MM: When and why did you decide to form Yemen Blues?
RK: Around five years ago I discovered North African music. Before that, I listened to a lot of blues, funk, and jazz. Then I discovered this music, which showed me the connection between blues rhythms and roots music, culture music.
When I discovered this connection, I decided to prepare a show which was a collection of the most famous stars’ songs from Africa, together with some African covers shows. I started to compose really simple melodies mixing the different genres, and singing in Yemenite Arabic. This is how I knew what Yemen Blues was going to be. I started with two or three songs, and then I met Omar Avital in Israel, and I was amazed by his work and his knowledge of everything. I approached and told him that I wanted to create a musical project together. That is how we started the first Arabic session of Yemen Blues. At that point, we called our good friends Itamar Doari, Itamar Borochov, and Rony Iwryn. They brought the percussions into the group.

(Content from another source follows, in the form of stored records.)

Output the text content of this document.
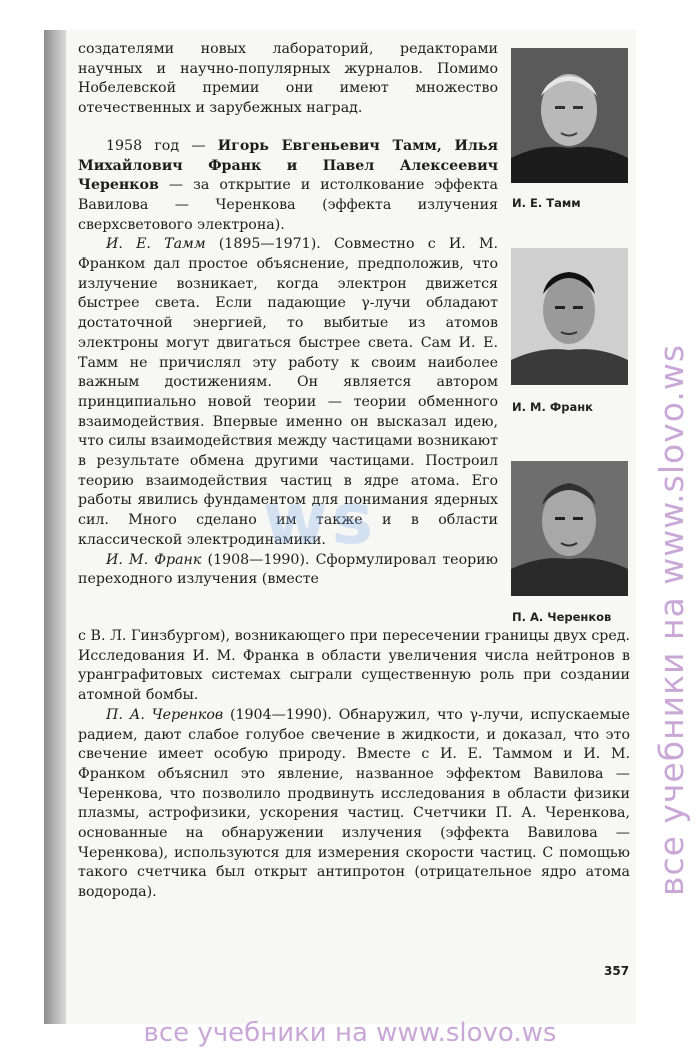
создателями новых лабораторий, редакторами научных и научно-популярных журналов. Помимо Нобелевской премии они имеют множество отечественных и зарубежных наград.

1958 год — Игорь Евгеньевич Тамм, Илья Михайлович Франк и Павел Алексеевич Черенков — за открытие и истолкование эффекта Вавилова — Черенкова (эффекта излучения сверхсветового электрона).

И. Е. Тамм (1895—1971). Совместно с И. М. Франком дал простое объяснение, предположив, что излучение возникает, когда электрон движется быстрее света. Если падающие γ-лучи обладают достаточной энергией, то выбитые из атомов электроны могут двигаться быстрее света. Сам И. Е. Тамм не причислял эту работу к своим наиболее важным достижениям. Он является автором принципиально новой теории — теории обменного взаимодействия. Впервые именно он высказал идею, что силы взаимодействия между частицами возникают в результате обмена другими частицами. Построил теорию взаимодействия частиц в ядре атома. Его работы явились фундаментом для понимания ядерных сил. Много сделано им также и в области классической электродинамики.

И. М. Франк (1908—1990). Сформулировал теорию переходного излучения (вместе

с В. Л. Гинзбургом), возникающего при пересечении границы двух сред. Исследования И. М. Франка в области увеличения числа нейтронов в уранграфитовых системах сыграли существенную роль при создании атомной бомбы.

П. А. Черенков (1904—1990). Обнаружил, что γ-лучи, испускаемые радием, дают слабое голубое свечение в жидкости, и доказал, что это свечение имеет особую природу. Вместе с И. Е. Таммом и И. М. Франком объяснил это явление, названное эффектом Вавилова — Черенкова, что позволило продвинуть исследования в области физики плазмы, астрофизики, ускорения частиц. Счетчики П. А. Черенкова, основанные на обнаружении излучения (эффекта Вавилова — Черенкова), используются для измерения скорости частиц. С помощью такого счетчика был открыт антипротон (отрицательное ядро атома водорода).

И. Е. Тамм
И. М. Франк
П. А. Черенков
357
ws	все учебники на www.slovo.ws
все учебники на www.slovo.ws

We started to call more people and, in a short time, became a group of around nine people in the studio. What went on there was like a true magic. Every single musician is an expert in his own area. It was an unusual encounter of super musicians, who easily understood each other.
MM: How is the American public reacting to your music?
RK: Yemen Blues’ very first tour was in North America, in February 2011. We have been touring for two years now. It is amazing how all sorts of people from the U.S. and Canada—in particular Yemenite Muslims—love our music. We never tried to combine Yemenite music with jazz, or any kind of genre—we just tried to make the music sound good, and follow the good vibe. People can hear things that are familiar to them, but in a way where you can’t really say what kind of music you are listening to. It is something familiar, but totally new.
MM: You are one of the few Israeli Jews who sings mostly in Arabic. How do you think your audience perceives this? Do you think that being an Israeli and singing in Arabic is also a way to send a positive message?
RK: There are lots of good messages in the lyrics. The sentence I always repeat is: “It doesn’t matter where you come from, your language is my language, all comes from the heart.” Yemen Blues opened my eyes to so many things in music and, through music, in life. Because I don’t think music is entertainment—it is much more than that. Music is a way of life and for me it is a kind of religion, too.
I sing in Arabic, but my parents never spoke to me in Arabic. When they came to Israel, they stopped speaking Arabic. However, we were singing Arabic when we were kids —so I have it in my blood. It is an internal conflict. On the other hand, it is beautiful to see people from Yemen, Arab people who are not connected to the Jewish world [coming to our concerts]. Some people have a difficult time understanding what being an Arab Jew means, what Yemenite Jews are. If you take it way back, it is all very simple. The blues that they sing in America are like the chants sung in Yemen or the music played in North Africa. Same vibes, coming from the same kind of places. People can connect to our music, even if they don’t understand the lyrics, or are unfamiliar with the melodies. It would be great to see this happening in our everyday lives. People go deep into politics or religion, which is beautiful in its own way, but there is something really simple and basic in music, which I try to go very deep into and to understand, in order to base my entire life on it. And I think people should do that, too. They should feel this way in a concert—and not only in a concert but in their everyday life.